Tatak Pinoy takes an even bigger step in shaping the country’s industrial future. It puts ideas like economic complexity, product space analysis, and human capital development into law. It is the first law in the Philippines to make the goal of producing more advanced products and services a national priority. However, it focuses on the big picture. It explains what the country should aim to produce, but does not address how to protect workers who lose their jobs to automation as the economy changes. While the law looks ahead in terms of developing human resources, it does not offer protection for those already affected by AI.
The EBET Framework Act is the most practical tool for helping workers adapt. It brings together apprenticeship, learnership, and enterprise-based training into one system based on skills. The law creates ways for workers to improve or learn new skills, and lets companies work with TESDA to design training programs. In theory, this is the government’s best way to prepare workers for jobs in an AI-heavy market. But participation is voluntary. Companies can choose to register EBET programs, but they do not have to. Workers can be trained, but there is no guarantee they will get access. The law also does not mention the most vulnerable groups, such as informal workers, platform workers, and those in micro-enterprises, who are least likely to benefit from this kind of training.
The new Title XIII IRR under RA 12066 gives financial support to industrial policy. It offers rewards to companies that invest in training, research and development, local materials, and advanced production. However, these are incentives, not requirements. A company can automate and let workers go, but still receive tax breaks, extra deductions, and duty exemptions. The IRR does not require companies to have a transition plan, offer new roles to affected workers, or even promise to keep the same number of jobs. The law encourages modernization, but does not make responsible modernization a must.

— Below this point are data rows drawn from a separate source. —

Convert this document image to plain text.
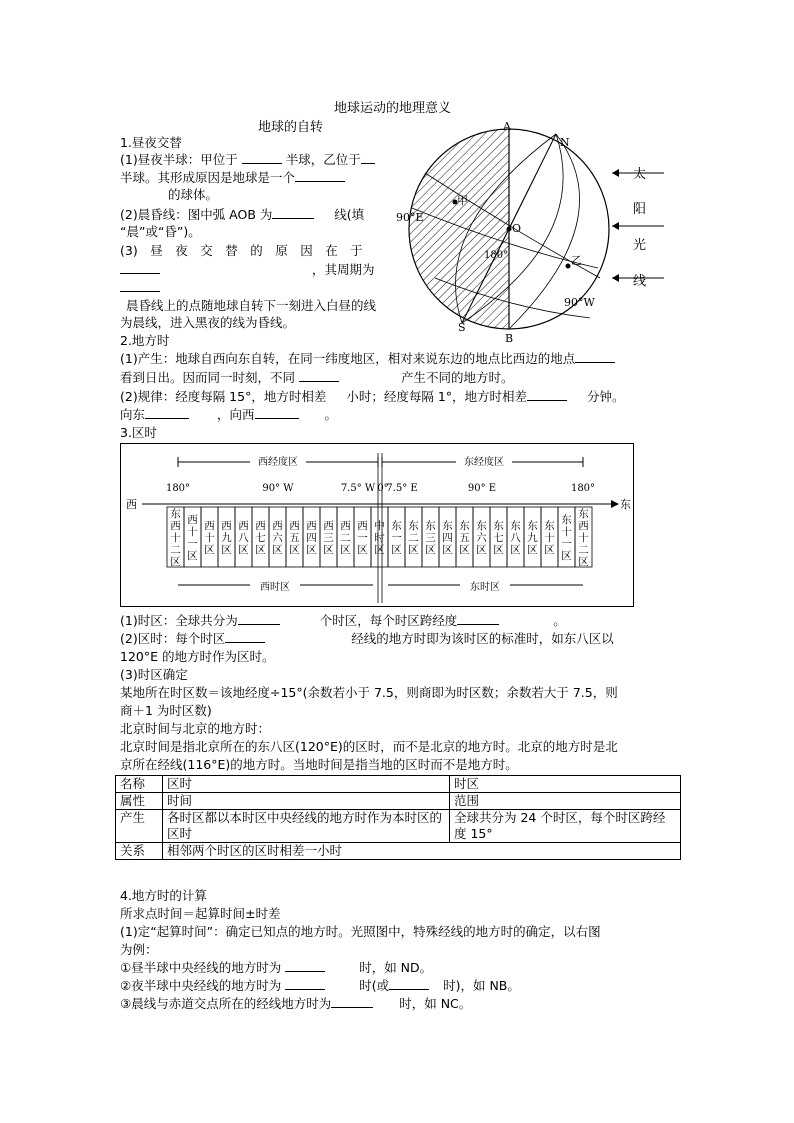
地球运动的地理意义
地球的自转
1.昼夜交替
(1)昼夜半球：甲位于	半球，乙位于
半球。其形成原因是地球是一个
的球体。
(2)晨昏线：图中弧 AOB 为	线(填
“晨”或“昏”)。
(3)　昼　夜　交　替　的　原　因　在　于
，其周期为
晨昏线上的点随地球自转下一刻进入白昼的线
为晨线，进入黑夜的线为昏线。
A
N
甲
O
180°	乙
90°E
90°W
S
B
太
阳
光
线
2.地方时
(1)产生：地球自西向东自转，在同一纬度地区，相对来说东边的地点比西边的地点
看到日出。因而同一时刻，不同	产生不同的地方时。
(2)规律：经度每隔 15°，地方时相差 小时；经度每隔 1°，地方时相差	分钟。
向东	，向西	。
3.区时
西经度区	东经度区
180°	90° W	7.5° W 0°
7.5° E	90° E	180°
西	东
东西十二区
西十一区
西十区
西九区
西八区
西七区
西六区
西五区
西四区
西三区
西二区
西一区
中时区
东一区
东二区
东三区
东四区
东五区
东六区
东七区
东八区
东九区
东十区
东十一区
东西十二区
西时区	东时区
(1)时区：全球共分为	个时区，每个时区跨经度	。
(2)区时：每个时区	经线的地方时即为该时区的标准时，如东八区以
120°E 的地方时作为区时。
(3)时区确定
某地所在时区数＝该地经度÷15°(余数若小于 7.5，则商即为时区数；余数若大于 7.5，则
商＋1 为时区数)
北京时间与北京的地方时：
北京时间是指北京所在的东八区(120°E)的区时，而不是北京的地方时。北京的地方时是北
京所在经线(116°E)的地方时。当地时间是指当地的区时而不是地方时。
名称	区时	时区
属性	时间	范围
产生	各时区都以本时区中央经线的地方时作为本时区的区时	全球共分为 24 个时区，每个时区跨经度 15°
关系	相邻两个时区的区时相差一小时	
4.地方时的计算
所求点时间＝起算时间±时差
(1)定“起算时间”：确定已知点的地方时。光照图中，特殊经线的地方时的确定，以右图
为例：
①昼半球中央经线的地方时为	时，如 ND。
②夜半球中央经线的地方时为	时(或	时)，如 NB。
③晨线与赤道交点所在的经线地方时为	时，如 NC。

Overall, these laws are important, but they are not enough. They give the government tools to guide the economy toward higher-value industries and offer more training for workers. However, they do not yet provide a full framework for a fair transition in the age of AI. The laws do not guarantee rights for workers who lose their jobs, require companies to retrain staff when they automate, or offer strong social protections to help people adjust to new technology. The structure is solid, but the support for people is weak. To face the challenges of AI-driven change, future reforms need to go beyond planning and incentives and provide real, enforceable, and humane guarantees.